ROZDZIAŁ 12

1K 56 2
                                    

💎AURORA💎

Musiałam wreszcie wrócić do liceum, co za tym szło musiałam również iść tym przebrzydłym korytarzem, ale... nie czułam już na sobie tych kilkunastu par oczu. Gdy zerkałam spod rzęs na okoliczne pary wyglądało to tak jakby mnie tam nie widzieli. Co w nich wstąpiło, pomyślałam podchodząc co dziwne do czystej i normalnie wyglądającej szafki. 

Dalej niepewnie wpisywałam czterocyfrowy kod rozglądając się na boki, żeby upewnić się czy Becky nie wyskoczy mi z żadnego rogu. Szokujące, bo nic takiego nie miało miejsca. 

Odruchowo spojrzałam na datę w swoim telefonie. Dwudziesty kwietnia, miał stać się moim świętem od tamtej pory. 

***

Byłam zbyt głupia sądząc, że Becky odpuści. Najwidoczniej do całej reszty potrafiły dotrzeć słowa Vincenta, zaś do niej droga była o dużo dłuższa. Gdy odrobinę pewniej szłam do stołówki zostałam w dość brutalny sposób pchnięta barkiem. 

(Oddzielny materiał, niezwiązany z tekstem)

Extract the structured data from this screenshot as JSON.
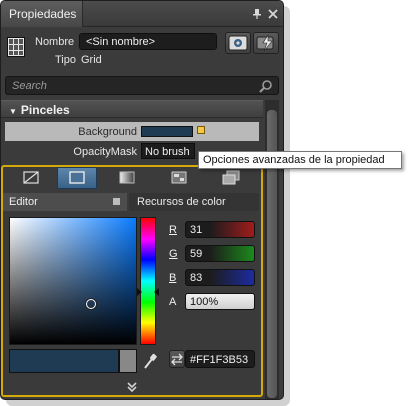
{
  "panel": {
    "title": "Propiedades"
  },
  "header": {
    "name_label": "Nombre",
    "name_value": "<Sin nombre>",
    "type_label": "Tipo",
    "type_value": "Grid"
  },
  "search": {
    "placeholder": "Search"
  },
  "section": {
    "title": "Pinceles"
  },
  "properties": [
    {
      "label": "Background",
      "value_color": "#1F3B53"
    },
    {
      "label": "OpacityMask",
      "value": "No brush"
    }
  ],
  "tooltip": {
    "text": "Opciones avanzadas de la propiedad"
  },
  "brush_tabs": [
    {
      "icon": "no-brush-icon"
    },
    {
      "icon": "solid-brush-icon",
      "active": true
    },
    {
      "icon": "gradient-brush-icon"
    },
    {
      "icon": "tile-brush-icon"
    },
    {
      "icon": "resource-brush-icon"
    }
  ],
  "editor_tabs": {
    "editor": "Editor",
    "resources": "Recursos de color"
  },
  "color": {
    "r_label": "R",
    "r": "31",
    "g_label": "G",
    "g": "59",
    "b_label": "B",
    "b": "83",
    "a_label": "A",
    "a": "100%",
    "hex": "#FF1F3B53",
    "current": "#1F3B53"
  },
  "colors": {
    "accent": "#D6A90B",
    "selected_tab": "#4A7299",
    "panel_bg": "#3B3B3B"
  }
}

Tak, nie trzeba być Einsteinem, aby domyśleć się, że to ona we własnej osobie. 

- Śmieszna jesteś - parsknęła ostentacyjnie kręcąc swoje ciemne włosy na palcu. Do tego wszystkiego żuła gumę, którą na sam koniec wypluła w moim kierunku. Odruchowo odskoczyłam na bok czując ponownie to samo uczucie co kiedyś. 

Ośmieszenie. Brak ratunku.  Brak akceptacji samej siebie jak i ze strony otoczenia. 

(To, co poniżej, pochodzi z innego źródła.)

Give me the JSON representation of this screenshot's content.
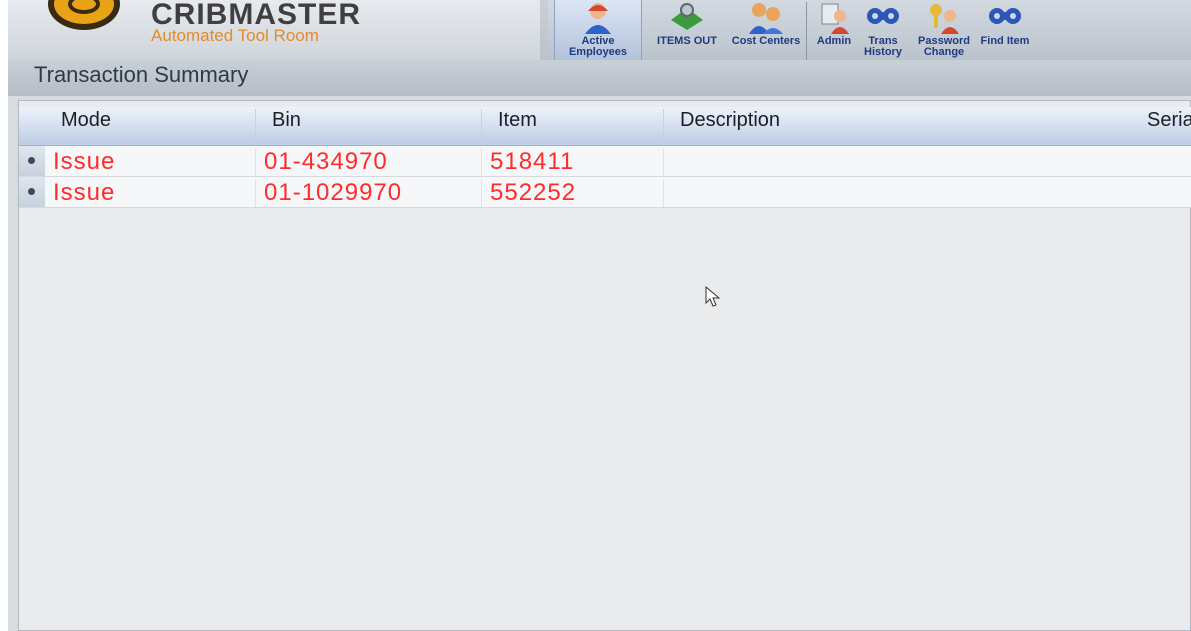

Chciałam minąć ją i po prostu odejść, ale gdy już chciałam przejść obok złapała mnie za łokieć i szarpnęła tak mocno, że poczułam przerażający ból przechodzący przez nerwy. Syknęłam chcąc wyswobodzić się z tego uchwytu, ale na nic. 

- Wchodź! - wypluła przez zęby wpychając mnie do łazienki. Zamknęła małym kluczykiem drzwi wręcz rzucając mną o jasne płytki. Złapałam się za tył głowy, żeby nic większego się mi nie stało i poprawiłam pozycję na opartą plecami o zimną ścianę. - Ty mała, kurewko. Sądzisz, że tak łatwo się mnie pozbędziesz?! Myślisz, że jeśli twój kochany braciszek, zrobi na mnie jakieś wrażenie?! 

- Becky, czego ty ode mnie chcesz? - wyszeptałam przerażona drżącym głosem. - Przecież ja nic...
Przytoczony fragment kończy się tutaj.